Schumi e Ross Brawn, considerado o génio na sombra do sucesso do hexacampeonato do alemão, em 2004

A última pergunta feita a Michael Schumacher era da praxe e podia ter sido colocada a qualquer atleta, de qualquer idade e de qualquer modalidade: é possível chegar ao topo apenas com talento? “O talento é muito importante no automobilismo, como em qualquer outro desporto, mas não é tudo. É necessário desenvolver outras capacidades. É por isso que os karts são uma boa base para demonstrar e confirmar o teu talento, mas também para descobrires outras necessidades que tens enquanto piloto”, respondeu o alemão.

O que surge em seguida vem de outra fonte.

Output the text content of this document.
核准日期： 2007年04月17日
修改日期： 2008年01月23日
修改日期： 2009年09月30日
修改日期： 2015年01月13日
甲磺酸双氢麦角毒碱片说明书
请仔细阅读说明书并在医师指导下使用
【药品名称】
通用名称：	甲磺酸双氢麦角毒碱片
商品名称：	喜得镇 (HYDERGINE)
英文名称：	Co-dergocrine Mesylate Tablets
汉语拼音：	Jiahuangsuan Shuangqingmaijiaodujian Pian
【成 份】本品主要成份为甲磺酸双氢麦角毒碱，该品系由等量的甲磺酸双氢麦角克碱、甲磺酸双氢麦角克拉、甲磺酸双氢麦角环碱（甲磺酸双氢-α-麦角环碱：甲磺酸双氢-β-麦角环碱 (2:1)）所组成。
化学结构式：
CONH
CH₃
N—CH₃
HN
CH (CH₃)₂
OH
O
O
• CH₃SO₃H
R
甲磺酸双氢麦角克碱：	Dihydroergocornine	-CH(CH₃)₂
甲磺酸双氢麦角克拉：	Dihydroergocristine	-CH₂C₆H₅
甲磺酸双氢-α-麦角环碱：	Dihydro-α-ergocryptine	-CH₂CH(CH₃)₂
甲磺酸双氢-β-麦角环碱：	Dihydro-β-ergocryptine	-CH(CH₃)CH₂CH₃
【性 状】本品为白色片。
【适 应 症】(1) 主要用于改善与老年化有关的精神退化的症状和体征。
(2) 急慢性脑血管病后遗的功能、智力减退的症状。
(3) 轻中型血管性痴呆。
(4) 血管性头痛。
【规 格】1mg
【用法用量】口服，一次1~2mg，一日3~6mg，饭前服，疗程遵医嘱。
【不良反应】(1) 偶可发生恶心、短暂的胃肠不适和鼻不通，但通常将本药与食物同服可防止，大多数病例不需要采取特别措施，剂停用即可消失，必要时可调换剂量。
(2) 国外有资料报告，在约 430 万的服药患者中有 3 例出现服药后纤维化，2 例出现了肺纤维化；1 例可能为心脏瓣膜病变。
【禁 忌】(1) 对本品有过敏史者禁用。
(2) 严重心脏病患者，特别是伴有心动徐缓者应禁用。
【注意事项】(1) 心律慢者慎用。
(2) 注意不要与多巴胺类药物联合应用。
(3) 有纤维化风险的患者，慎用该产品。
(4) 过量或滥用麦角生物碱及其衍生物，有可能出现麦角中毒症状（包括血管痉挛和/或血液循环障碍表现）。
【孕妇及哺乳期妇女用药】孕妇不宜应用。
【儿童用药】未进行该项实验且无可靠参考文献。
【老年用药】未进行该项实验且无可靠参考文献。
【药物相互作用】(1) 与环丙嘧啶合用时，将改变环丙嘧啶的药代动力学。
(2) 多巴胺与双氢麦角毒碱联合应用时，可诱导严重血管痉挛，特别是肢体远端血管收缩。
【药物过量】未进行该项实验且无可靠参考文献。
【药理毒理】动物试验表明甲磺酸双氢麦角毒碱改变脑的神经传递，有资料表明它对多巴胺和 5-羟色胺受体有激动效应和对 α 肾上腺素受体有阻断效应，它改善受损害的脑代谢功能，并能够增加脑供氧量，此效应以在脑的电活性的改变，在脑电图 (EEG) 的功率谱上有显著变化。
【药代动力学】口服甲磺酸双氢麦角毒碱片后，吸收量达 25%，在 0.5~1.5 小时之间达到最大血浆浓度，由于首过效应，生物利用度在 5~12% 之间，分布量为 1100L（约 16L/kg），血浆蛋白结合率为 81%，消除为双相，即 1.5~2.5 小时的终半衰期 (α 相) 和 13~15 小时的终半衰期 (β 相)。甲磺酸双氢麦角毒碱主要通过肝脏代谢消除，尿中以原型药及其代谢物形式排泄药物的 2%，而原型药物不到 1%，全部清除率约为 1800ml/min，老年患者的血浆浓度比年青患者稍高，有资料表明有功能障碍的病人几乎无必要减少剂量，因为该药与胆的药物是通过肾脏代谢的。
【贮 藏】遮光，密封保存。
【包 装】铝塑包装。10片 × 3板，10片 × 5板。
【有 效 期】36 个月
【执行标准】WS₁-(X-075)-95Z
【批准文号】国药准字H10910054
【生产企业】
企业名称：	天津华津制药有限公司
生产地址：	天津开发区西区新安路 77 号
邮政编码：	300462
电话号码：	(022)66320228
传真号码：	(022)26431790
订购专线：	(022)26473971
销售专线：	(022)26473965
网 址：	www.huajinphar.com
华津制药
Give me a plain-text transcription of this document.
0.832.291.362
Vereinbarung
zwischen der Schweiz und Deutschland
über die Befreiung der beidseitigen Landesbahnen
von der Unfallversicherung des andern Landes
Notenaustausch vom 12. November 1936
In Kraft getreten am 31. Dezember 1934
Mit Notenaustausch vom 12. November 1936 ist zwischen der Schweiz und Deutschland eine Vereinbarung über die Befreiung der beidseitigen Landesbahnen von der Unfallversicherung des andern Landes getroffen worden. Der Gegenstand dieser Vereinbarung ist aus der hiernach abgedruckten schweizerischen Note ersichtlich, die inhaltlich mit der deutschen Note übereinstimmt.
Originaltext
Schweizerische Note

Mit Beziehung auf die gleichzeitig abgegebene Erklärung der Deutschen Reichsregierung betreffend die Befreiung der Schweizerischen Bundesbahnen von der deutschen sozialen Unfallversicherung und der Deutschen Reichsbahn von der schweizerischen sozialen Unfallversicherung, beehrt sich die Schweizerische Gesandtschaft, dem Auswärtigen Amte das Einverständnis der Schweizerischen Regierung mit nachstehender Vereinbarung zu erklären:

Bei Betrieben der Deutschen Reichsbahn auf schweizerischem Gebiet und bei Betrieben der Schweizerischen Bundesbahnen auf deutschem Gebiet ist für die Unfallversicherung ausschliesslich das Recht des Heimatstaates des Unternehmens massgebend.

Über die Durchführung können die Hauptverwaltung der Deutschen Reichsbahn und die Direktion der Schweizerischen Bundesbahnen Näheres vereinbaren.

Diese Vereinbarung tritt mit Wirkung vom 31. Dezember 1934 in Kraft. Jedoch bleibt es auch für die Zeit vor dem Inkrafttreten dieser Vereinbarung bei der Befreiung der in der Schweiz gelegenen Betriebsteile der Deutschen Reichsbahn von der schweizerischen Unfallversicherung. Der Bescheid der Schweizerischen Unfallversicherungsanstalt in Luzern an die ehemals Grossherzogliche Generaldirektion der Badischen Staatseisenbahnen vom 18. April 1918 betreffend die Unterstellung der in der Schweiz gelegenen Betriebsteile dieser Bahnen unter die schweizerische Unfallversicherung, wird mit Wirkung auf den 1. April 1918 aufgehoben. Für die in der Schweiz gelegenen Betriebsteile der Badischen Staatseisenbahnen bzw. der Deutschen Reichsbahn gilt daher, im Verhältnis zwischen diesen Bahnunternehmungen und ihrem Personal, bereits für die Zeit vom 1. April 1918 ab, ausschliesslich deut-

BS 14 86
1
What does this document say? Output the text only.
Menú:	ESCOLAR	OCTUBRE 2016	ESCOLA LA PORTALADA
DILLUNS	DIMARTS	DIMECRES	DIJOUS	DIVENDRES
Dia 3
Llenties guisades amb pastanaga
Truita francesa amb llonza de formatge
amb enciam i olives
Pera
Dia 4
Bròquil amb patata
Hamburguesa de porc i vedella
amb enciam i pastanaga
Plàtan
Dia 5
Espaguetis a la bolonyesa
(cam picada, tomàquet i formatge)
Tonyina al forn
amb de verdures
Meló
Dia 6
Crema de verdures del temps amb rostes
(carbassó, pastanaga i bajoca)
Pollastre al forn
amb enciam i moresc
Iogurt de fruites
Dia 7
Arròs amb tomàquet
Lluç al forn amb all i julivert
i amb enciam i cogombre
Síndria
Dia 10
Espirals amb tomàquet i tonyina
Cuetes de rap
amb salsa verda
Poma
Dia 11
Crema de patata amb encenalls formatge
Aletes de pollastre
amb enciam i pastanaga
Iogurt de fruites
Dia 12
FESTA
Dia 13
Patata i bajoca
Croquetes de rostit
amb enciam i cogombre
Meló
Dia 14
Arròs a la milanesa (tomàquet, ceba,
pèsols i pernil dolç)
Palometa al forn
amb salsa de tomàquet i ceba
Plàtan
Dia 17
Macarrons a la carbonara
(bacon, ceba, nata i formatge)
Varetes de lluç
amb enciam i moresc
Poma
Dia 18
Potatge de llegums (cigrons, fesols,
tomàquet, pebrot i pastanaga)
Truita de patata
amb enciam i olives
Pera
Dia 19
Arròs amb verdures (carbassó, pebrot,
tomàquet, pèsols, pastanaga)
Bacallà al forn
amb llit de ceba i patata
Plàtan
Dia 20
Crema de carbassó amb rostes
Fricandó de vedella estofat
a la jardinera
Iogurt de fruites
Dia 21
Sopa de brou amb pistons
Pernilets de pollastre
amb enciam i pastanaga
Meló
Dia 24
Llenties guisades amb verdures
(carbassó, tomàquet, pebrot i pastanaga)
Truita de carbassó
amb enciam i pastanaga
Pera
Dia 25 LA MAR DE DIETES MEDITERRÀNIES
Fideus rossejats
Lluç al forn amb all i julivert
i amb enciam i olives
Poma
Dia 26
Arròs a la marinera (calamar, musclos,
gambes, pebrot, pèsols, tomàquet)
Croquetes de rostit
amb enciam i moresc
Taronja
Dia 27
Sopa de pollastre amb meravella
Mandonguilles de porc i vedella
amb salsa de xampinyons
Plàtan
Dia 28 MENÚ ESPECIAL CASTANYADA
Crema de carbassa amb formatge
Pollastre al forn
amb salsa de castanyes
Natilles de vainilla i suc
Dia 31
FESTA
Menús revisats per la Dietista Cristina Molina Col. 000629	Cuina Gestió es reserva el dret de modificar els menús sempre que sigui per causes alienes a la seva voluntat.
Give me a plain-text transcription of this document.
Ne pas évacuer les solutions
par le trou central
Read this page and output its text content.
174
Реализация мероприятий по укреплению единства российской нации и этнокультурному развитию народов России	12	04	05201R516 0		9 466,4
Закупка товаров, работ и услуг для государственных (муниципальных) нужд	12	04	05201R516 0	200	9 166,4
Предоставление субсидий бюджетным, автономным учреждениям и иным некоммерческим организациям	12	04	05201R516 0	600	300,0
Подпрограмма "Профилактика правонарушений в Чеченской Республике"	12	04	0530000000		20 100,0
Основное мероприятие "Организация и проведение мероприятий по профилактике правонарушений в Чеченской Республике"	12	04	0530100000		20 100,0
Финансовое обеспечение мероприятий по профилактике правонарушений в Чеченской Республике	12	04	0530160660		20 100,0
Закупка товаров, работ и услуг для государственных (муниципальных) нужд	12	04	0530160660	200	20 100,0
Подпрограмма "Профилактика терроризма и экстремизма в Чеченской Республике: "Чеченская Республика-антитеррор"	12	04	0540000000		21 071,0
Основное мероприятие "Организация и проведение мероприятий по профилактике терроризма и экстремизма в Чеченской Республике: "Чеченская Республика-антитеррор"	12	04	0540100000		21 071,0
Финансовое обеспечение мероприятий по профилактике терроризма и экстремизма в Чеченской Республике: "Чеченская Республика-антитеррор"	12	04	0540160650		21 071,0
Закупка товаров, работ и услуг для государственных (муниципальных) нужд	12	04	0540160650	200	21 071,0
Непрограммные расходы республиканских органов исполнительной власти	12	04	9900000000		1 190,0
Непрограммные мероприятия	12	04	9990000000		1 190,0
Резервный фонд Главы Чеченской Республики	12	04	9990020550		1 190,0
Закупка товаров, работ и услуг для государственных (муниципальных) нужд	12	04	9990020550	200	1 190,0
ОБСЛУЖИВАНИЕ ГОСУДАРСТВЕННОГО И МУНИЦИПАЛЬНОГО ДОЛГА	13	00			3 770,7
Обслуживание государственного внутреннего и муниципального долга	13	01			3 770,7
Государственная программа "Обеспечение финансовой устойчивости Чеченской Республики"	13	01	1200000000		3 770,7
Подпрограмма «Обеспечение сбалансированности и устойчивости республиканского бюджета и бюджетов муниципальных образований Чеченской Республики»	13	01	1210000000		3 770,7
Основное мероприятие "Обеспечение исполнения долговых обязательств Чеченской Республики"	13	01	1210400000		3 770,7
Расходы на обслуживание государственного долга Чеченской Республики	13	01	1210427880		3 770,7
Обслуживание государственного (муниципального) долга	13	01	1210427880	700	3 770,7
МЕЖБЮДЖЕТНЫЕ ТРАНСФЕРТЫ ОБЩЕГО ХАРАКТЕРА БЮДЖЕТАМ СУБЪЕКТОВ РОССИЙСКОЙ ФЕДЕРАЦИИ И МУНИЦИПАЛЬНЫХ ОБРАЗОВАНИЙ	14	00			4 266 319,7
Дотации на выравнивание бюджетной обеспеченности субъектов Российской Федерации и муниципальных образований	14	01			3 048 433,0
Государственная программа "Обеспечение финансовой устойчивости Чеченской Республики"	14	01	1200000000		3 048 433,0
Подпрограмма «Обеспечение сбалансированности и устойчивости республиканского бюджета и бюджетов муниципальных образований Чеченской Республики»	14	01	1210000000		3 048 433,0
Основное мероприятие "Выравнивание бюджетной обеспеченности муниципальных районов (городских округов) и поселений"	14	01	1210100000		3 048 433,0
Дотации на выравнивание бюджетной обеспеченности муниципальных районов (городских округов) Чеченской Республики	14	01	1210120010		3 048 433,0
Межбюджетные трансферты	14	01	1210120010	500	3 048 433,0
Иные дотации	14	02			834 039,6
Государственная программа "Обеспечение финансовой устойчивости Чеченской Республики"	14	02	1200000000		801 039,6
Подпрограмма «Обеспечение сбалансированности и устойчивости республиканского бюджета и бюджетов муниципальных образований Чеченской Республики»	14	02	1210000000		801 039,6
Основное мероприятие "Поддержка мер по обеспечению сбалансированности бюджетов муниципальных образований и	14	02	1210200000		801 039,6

Entretanto, no início da semana, um amigo próximo de Mick Schumacher – o filho mais novo do histórico piloto, que estava presente na altura do acidente e é também ele piloto de automóveis – falou com o jornal dinamarquês BT e revelou que “é difícil perceber” o verdadeiro estado de saúde de Schumi porque “ninguém fala sobre isso”. “O Mick não diz que está triste por causa do pai. Diz algumas vezes que é difícil. Mas o assunto está completamente encerrado ao exterior e ninguém fala sobre isso. Eu faço algumas corridas de karts com o Ralf Schumacher (o irmão mais novo de Michael) e a equipa dele e ninguém fala sobre isso. É complicado saber o que se está a passar”, contou Nicklas Nielsen, que também é piloto.

Também na passada semana veio a público uma carta escrita por Corinna Schumacher, a mulher do piloto, cerca de um ano após o acidente. Na carta enviada a um músico que havia composto uma canção dedicada a Schumacher, Corinna escreveu que “Michael é um lutador e não vai desistir”.